I know Bloom Filters came in handy for this sort of work but I'd love to see some other data structures and algorithms that were developed in the 80s to deal with limited memory.

See the 1988 paper "The world's fastest Scrabble program" by Andrew W. Appel (Princeton) and Guy J. Jacobson (Carnegie-Mellon).

They used a data structure they dubbed a DAWG (directed acyclic word graph) that was a trie for common start patterns with words and also collapsed together common endings (every "tion" ending word ended in same portion f the graph. As I recall they used 5 bits to store ASCII uppercase characters and either 11bits or 19bits to address nodes in the graph leading to a data structure that compressed words as well as any lzw type compression with the advantage that it was directly readable with respect to word extraction.

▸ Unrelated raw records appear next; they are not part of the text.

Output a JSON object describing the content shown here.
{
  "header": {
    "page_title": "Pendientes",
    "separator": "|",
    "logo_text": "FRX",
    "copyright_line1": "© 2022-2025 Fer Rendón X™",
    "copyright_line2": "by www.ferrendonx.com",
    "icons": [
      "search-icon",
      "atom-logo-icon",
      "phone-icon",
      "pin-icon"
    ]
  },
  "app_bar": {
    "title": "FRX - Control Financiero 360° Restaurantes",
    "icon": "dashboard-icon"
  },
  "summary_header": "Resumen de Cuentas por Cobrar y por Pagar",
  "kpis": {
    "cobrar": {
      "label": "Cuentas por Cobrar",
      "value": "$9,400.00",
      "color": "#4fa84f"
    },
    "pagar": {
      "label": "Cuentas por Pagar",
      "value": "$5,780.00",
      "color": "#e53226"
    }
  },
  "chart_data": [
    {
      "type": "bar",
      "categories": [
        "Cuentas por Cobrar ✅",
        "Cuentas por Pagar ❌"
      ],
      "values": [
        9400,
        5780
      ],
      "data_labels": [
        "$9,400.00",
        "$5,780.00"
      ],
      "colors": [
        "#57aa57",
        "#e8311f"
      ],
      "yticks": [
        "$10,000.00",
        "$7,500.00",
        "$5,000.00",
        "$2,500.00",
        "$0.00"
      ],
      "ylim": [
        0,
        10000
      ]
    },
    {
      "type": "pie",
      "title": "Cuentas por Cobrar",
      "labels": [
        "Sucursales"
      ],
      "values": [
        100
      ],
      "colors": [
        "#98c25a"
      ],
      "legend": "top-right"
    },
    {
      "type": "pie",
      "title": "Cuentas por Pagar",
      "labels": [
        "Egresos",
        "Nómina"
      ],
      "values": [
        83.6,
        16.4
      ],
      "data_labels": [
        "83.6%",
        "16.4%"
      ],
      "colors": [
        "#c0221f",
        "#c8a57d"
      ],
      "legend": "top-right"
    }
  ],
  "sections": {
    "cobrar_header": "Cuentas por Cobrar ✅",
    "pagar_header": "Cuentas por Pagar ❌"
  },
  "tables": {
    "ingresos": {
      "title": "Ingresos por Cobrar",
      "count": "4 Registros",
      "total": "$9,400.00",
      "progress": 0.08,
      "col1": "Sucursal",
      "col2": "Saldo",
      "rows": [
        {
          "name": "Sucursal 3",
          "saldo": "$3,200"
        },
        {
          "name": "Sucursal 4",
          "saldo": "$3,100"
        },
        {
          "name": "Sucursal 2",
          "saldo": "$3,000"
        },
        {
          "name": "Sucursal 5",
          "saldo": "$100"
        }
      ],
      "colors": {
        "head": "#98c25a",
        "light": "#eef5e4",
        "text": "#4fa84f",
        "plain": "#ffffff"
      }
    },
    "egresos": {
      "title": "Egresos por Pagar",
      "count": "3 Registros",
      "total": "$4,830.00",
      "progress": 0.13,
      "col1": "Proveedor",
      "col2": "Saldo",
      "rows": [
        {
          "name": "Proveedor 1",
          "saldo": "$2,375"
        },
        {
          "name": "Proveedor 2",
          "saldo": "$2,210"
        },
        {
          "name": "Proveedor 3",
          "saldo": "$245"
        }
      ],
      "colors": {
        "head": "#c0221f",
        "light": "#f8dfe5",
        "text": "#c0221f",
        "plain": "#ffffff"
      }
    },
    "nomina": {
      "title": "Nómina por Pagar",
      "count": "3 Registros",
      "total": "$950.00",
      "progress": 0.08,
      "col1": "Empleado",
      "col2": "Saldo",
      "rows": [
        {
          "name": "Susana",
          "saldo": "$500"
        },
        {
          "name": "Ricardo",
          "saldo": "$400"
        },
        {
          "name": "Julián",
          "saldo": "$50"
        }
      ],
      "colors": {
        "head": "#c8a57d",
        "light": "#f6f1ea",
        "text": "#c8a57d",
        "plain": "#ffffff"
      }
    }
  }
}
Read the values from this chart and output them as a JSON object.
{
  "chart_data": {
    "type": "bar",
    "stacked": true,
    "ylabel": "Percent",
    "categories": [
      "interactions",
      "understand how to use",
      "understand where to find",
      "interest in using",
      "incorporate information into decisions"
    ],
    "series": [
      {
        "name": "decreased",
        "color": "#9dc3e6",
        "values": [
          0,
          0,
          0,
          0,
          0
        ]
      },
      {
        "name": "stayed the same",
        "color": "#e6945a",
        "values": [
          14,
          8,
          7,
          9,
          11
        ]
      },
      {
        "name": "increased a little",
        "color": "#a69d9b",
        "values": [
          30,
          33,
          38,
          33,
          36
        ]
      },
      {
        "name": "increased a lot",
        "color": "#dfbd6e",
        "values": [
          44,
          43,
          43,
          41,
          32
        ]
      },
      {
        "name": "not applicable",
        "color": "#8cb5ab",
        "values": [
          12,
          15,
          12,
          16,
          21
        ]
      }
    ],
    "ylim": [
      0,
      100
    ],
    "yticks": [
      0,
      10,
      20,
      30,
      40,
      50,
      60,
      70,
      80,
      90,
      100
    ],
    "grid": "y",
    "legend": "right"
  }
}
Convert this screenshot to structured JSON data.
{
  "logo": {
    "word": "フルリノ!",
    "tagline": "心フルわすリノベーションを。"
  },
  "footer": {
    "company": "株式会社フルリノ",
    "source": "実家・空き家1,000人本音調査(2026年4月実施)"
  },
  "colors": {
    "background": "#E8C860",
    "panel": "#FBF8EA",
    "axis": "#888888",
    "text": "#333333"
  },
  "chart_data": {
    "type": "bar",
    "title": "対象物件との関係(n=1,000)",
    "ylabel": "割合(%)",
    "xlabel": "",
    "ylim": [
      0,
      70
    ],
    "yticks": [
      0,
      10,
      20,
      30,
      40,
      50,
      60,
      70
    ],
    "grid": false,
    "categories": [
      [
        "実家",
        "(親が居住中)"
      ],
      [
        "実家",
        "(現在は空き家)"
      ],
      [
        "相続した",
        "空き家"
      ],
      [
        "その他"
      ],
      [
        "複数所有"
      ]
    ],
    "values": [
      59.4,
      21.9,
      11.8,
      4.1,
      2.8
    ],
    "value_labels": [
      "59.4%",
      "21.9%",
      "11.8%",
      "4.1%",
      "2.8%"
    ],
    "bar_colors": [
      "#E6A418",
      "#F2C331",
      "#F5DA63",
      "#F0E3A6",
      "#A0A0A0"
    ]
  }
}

While the paper was published in 1988, the program was written and being used much earlier in '82 or '83.

http://wiki.cs.pdx.edu/cs542-spring2011/papers/appel-scrabbl...

In the 80's I got the gist of spellchecker algorithms.

An Apple II spellchecker that I used a few times seemed to spell-check using brute force means with the dictionary filling an separate 143K floppy disk. It was a somewhat slow batch-like one document-at-time operation, but it was good enough to be useful.

As a programmer in the 80's, I saw a spellchecker that used a small hash table to tell whether a word was misspelled or not. The hash table could be made even smaller if we limited the dictionary to about 16000 of the more common words. If I remember correctly, the smallest hash table was generated as an array of 16 bit integers in the source code before compiling and it's small footprint kept in memory of the built program. Once a word was identified as a misspelling, using a very fast hash look-up, suggestions of words could be pulled from the actual dictionary on disk. Using the hash, there was the possibility of false spellings. Maybe this was a Bloom Filter.

Morris, Robert & Cherry, Lorinda L, 'Computer detection of typographical errors', IEEE Trans Professional Communication, vol. PC-18, no.1, pp54-64, March 1975.

They do away with a dictionary.